O Banco Central esclareceu que “esse panorama é moldado pela expectativa de uma política monetária restritiva, caracterizada por juros elevados, pelo reduzido nível de capacidade ociosa nos fatores de produção, pela previsão de desaceleração da economia mundial e pela falta do robusto impulso do setor agropecuário visto em 2025”.

No ano de 2025, o PIB brasileiro registrou um crescimento de 2,3%, com todas as áreas econômicas contribuindo para a expansão, mas com o setor agropecuário sendo o principal motor.

Conforme a instituição, a perspectiva para 2026 também integra as análises sobre o impacto de iniciativas recentes que podem fortalecer a demanda interna. Entre elas, destacam-se o reajuste real do salário mínimo e as políticas de isenção ou redução no Imposto de Renda Pessoa Física (IRPF) para contribuintes com rendimentos de até R$ 5 mil ou R$ 7 mil.

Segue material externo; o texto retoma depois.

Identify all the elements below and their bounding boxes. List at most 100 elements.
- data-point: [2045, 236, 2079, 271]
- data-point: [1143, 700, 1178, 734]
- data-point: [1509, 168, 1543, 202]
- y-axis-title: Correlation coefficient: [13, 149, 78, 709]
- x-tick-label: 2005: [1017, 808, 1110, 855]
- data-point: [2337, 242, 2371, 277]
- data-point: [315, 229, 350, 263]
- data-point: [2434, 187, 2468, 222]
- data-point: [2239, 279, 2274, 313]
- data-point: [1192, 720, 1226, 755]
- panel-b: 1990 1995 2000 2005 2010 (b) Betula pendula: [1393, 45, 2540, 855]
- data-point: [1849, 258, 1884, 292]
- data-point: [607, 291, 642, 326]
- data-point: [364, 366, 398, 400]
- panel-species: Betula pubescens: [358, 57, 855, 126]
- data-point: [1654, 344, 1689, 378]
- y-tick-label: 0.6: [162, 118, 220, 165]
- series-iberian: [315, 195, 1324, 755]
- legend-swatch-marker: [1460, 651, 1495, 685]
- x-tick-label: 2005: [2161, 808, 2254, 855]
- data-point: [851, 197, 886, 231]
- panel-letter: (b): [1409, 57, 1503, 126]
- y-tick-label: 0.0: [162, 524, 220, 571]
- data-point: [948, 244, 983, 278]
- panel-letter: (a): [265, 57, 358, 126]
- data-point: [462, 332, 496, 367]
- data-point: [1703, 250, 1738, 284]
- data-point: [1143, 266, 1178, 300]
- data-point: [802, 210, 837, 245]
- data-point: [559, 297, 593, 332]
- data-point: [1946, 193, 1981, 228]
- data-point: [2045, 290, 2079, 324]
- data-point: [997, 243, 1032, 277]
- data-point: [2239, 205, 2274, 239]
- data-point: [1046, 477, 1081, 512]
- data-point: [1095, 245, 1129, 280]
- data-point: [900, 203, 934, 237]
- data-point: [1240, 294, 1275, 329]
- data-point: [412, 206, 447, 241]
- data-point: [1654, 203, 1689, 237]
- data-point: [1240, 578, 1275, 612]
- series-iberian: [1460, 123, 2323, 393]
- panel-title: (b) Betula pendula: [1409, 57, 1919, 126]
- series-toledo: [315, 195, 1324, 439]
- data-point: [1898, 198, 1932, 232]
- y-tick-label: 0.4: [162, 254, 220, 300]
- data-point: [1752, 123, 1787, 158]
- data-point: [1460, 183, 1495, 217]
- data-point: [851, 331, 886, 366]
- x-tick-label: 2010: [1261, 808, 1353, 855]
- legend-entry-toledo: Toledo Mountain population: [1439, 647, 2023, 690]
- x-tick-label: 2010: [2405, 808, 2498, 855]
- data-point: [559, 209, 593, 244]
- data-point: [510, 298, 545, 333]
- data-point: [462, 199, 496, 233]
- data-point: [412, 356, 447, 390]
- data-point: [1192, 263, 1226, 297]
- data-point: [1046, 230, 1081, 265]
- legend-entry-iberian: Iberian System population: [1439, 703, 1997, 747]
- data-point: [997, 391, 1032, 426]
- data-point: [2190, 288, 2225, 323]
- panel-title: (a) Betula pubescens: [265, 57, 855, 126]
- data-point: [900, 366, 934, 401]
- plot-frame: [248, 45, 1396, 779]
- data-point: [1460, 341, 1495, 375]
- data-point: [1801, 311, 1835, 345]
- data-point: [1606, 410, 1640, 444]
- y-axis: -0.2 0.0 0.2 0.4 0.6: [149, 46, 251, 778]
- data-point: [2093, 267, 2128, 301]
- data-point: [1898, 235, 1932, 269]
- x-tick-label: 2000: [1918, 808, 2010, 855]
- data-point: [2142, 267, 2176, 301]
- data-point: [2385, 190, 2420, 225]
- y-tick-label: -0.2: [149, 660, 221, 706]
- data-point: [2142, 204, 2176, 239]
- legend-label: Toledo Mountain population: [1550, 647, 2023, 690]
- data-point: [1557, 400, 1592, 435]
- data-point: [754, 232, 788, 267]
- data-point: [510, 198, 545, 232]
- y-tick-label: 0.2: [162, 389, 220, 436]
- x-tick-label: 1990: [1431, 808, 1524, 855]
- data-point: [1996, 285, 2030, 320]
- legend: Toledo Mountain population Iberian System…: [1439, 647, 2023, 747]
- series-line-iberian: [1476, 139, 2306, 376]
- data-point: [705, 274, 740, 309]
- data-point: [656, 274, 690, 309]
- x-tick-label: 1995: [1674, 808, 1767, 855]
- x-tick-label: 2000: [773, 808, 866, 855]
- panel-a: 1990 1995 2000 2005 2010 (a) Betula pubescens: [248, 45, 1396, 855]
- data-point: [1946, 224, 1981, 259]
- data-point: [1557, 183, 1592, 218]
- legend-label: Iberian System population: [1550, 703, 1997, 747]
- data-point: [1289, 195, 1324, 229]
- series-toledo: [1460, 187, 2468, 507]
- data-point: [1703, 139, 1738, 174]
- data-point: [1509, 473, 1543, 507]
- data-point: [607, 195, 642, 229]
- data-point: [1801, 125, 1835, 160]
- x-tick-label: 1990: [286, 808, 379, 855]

Adicionalmente, o mercado de trabalho permanece dinâmico, evidenciando uma diminuição nas taxas de desemprego e uma elevação nos rendimentos.

O relatório do Banco Central detalha as orientações políticas implementadas pelo Comitê de Política Monetária (Copom) para estabelecer a taxa básica de juros, a Selic. Ele também analisa o desempenho econômico recente e as projeções futuras, com foco especial na inflação. A Selic é reconhecida como o instrumento primordial do BC para assegurar o controle inflacionário.

Entre setembro de 2024 e junho de 2025, a Selic sofreu sete aumentos consecutivos, mas permaneceu inalterada nas cinco reuniões subsequentes do Copom. Após um período estendido de estabilidade em 15% ao ano, a taxa foi ajustada para baixo, alcançando 14,75% anuais na semana passada.

Em face das incertezas geradas pelo conflito no Oriente Médio, o Banco Central não exclui a possibilidade de reavaliar o ciclo de redução da taxa de juros, caso as circunstâncias assim o exijam.

Inflação

O Banco Central enfatiza que a inflação está projetada para ascender até o término de 2026, iniciando em seguida um percurso de declínio até o horizonte considerado relevante, mas ainda assim se mantendo acima do patamar-alvo. A meta estabelecida pelo Conselho Monetário Nacional (CMN) é de 3%, com uma margem de tolerância de 1,5 ponto percentual para mais ou para menos, variando, portanto, entre 1,5% e 4,5%.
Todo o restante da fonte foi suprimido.